Under date of December 20, 1990, Quinn wrote to counsel for the Town as follows:

"I understand your point about the amended page being submitted and accepted by the Town of East Hampton in the month of December, 1988. Since we really are not requesting any additional fees at this time, I am willing to accept your interpretation.

Based on your comments and our acceptance of the 36 month duration remaining from December, 1988, there is no need for further action on this matter until next December."

Throughout all of 1991 Quinn billed and was paid for its services on a pro rated, lump sum basis, per the schedule of values set forth in paragraph 11.2.2 and under the provisions of paragraph 10.3.2 of the contracts as revised in December 1988. During this period, miscellaneous additional services were also billed by Quinn and paid by the Town.

In November of 1991, Quinn submitted to the Town three service estimate work sheets, one for each of the remaining projects (the high school was essentially complete). These were requested by the Town to provide a projection of Quinn's fees in the event Quinn's services were extended on an hourly basis following the expiration of the contract on December 22, 1991. Quinn's estimates of the hourly cost to complete the three remaining projects after the expiration of the contract CT Page 4763 amounted to an increase in the contract prices for construction administration services of about 45% or $166,535.00.

These estimates were unacceptable to the building committee and revised estimated work sheets specifying the services that were to be included were submitted. These would have exceeded the contract price by approximately $104,000.00 and also were unacceptable and on December 23, 1991 the Town advised Quinn that it was soliciting price quotes from other architectural firms to complete the project and finally on January 10, 1992, the Town notified Quinn in writing that the contract would not be extended and that the Town was going to hire a substitute architect to complete the projects. The Town requested a final bill for services rendered.

In a letter dated February 6, 1992, Quinn, through its attorney, submitted a final billing for three projects covering the period from January 1991 through January 1992 without reconciling the amounts billed for services through December 1991 against the amounts paid by the town for these billings. For the fourth project, Center Elementary, as to which construction did not begin under Quinn, it sought a "scope change" of $21,631.90.
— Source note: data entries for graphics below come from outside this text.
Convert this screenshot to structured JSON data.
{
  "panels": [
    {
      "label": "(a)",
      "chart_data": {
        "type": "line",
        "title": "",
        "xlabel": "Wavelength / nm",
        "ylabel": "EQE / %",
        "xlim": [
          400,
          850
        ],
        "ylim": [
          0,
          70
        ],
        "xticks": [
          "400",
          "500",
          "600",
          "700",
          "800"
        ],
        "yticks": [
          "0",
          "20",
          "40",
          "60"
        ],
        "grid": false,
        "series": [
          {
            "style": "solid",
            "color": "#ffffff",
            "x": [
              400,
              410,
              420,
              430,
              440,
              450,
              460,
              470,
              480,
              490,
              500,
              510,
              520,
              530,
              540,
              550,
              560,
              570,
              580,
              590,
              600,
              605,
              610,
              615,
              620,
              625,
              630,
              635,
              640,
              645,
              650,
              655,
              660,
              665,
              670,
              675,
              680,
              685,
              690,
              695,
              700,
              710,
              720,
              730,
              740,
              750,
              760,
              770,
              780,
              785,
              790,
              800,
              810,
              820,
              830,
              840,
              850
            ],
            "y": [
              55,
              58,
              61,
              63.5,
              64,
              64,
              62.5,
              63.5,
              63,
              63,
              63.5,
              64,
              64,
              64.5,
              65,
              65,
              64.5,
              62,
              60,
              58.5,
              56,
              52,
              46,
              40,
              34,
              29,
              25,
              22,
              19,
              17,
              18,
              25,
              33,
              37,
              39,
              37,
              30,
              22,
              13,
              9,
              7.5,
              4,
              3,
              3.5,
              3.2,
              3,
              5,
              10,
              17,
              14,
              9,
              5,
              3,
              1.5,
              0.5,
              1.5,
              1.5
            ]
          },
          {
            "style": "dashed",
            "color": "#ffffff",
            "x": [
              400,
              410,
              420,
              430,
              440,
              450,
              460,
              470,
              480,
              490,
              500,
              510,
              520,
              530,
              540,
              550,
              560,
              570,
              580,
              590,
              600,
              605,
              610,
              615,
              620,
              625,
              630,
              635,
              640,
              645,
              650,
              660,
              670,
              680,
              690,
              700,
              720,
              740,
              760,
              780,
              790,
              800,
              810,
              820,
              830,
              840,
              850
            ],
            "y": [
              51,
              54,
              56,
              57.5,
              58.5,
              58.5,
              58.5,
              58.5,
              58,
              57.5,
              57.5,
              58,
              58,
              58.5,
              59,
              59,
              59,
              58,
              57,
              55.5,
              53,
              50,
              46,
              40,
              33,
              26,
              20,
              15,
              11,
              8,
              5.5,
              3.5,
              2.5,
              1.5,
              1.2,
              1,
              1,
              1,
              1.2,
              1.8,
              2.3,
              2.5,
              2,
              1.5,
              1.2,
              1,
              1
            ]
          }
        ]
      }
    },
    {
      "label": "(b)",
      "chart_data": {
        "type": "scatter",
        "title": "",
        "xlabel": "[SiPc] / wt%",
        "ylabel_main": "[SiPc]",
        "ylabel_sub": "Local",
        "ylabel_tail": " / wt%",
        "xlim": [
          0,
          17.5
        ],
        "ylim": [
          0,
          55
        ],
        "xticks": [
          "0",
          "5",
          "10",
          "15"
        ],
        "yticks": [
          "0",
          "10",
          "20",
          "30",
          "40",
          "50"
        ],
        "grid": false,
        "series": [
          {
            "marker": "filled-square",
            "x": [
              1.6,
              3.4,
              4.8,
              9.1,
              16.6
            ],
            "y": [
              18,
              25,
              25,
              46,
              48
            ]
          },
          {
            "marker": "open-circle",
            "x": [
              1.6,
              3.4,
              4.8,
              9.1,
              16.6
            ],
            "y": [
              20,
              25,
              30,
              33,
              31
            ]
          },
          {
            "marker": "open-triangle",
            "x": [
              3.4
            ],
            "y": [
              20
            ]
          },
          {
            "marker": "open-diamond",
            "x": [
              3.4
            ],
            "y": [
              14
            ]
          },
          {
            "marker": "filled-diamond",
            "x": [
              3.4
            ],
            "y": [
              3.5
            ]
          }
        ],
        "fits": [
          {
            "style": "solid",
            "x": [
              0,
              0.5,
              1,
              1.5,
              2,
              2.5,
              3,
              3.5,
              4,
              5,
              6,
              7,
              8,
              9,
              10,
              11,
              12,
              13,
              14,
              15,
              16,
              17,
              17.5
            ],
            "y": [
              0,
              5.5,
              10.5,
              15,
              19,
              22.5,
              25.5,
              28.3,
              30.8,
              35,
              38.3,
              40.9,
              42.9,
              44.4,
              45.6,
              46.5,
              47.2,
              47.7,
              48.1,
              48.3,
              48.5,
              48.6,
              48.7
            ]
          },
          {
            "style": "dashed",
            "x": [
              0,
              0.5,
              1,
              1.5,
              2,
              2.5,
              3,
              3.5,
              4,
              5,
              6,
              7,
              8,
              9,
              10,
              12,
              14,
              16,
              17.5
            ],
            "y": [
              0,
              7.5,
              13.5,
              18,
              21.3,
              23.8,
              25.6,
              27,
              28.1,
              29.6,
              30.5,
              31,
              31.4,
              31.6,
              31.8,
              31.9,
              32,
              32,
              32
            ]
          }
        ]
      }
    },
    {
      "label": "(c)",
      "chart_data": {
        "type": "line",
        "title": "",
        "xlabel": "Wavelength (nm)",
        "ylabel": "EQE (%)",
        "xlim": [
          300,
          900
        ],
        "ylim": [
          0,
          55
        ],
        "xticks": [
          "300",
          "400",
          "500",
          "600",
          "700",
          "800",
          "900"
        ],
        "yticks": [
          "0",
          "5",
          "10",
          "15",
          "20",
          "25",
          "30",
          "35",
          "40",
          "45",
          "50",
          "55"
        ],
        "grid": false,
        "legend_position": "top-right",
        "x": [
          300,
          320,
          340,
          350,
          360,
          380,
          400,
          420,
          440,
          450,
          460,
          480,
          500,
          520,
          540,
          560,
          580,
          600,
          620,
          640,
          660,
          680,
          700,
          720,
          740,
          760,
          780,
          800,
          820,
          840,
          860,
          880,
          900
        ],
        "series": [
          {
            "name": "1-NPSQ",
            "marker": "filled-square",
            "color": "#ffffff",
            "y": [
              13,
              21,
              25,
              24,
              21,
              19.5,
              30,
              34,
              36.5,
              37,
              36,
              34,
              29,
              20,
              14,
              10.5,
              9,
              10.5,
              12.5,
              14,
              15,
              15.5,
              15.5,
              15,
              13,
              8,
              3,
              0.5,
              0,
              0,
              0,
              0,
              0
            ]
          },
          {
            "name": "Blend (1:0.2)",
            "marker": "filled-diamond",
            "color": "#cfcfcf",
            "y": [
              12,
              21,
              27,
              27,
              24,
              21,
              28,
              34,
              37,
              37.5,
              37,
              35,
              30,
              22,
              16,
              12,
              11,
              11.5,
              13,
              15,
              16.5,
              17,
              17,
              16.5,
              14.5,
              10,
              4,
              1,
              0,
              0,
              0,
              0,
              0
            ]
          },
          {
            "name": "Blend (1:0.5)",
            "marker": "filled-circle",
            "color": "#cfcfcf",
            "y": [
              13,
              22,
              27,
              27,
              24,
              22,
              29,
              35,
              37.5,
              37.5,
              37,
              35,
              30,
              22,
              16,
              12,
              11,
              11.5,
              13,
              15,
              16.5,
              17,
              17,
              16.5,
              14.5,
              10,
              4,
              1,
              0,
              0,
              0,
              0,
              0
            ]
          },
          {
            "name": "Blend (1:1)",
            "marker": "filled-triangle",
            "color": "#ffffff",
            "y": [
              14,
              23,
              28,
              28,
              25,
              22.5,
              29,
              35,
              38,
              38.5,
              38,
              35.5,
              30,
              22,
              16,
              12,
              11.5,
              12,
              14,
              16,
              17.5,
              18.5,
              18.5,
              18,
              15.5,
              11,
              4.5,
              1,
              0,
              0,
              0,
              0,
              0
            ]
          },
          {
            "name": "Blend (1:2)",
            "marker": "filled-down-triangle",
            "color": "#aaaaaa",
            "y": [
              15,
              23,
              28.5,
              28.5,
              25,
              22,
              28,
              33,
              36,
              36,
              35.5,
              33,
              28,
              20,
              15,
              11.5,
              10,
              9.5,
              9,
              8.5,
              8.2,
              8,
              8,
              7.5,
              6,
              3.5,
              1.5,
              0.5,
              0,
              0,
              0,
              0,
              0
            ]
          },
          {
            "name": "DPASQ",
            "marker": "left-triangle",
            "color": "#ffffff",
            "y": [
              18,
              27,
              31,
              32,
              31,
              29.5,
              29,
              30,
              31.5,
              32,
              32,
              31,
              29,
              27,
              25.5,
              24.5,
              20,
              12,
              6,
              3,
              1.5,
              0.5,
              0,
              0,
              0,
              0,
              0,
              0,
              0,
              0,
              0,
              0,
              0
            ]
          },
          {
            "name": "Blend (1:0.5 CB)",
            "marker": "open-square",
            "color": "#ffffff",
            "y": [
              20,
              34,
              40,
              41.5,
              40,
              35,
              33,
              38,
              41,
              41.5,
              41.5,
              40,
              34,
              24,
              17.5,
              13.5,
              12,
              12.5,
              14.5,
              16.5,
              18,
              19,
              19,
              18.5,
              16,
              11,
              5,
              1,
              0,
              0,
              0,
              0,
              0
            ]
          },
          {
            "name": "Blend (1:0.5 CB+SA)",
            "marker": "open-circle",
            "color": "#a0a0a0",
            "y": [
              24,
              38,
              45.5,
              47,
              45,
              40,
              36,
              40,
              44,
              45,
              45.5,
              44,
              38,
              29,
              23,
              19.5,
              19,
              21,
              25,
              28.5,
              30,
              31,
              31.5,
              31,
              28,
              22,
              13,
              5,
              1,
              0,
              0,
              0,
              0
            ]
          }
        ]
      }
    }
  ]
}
The town responded to Quinn with a reconciliation of accounts which arrived at the conclusion that the town owed, and still acknowledges that it owes, Quinn $15,392.81.

It is the opinion of this Court that it was the intention of the parties to extend the operative period of the contract from two to three years until the end of December 1991. Through failure to change the date on the contract, a literal reading of same raised a question as to the termination date but this question was resolved by the parties through the correspondence entered into between them with respect to the completion date. There was a meeting of the minds and both parties agreed that the contract would terminate in December of 1991.

Therefore, judgment may enter for the defendant on the plaintiff's revised complaint except as to the sum of $15,393.00 which the defendant admits that it owes to the plaintiff. The final disposition of that sum is to be determined in the second phase of this case which will be the CT Page 4764 action with respect to the setoffs and counterclaims.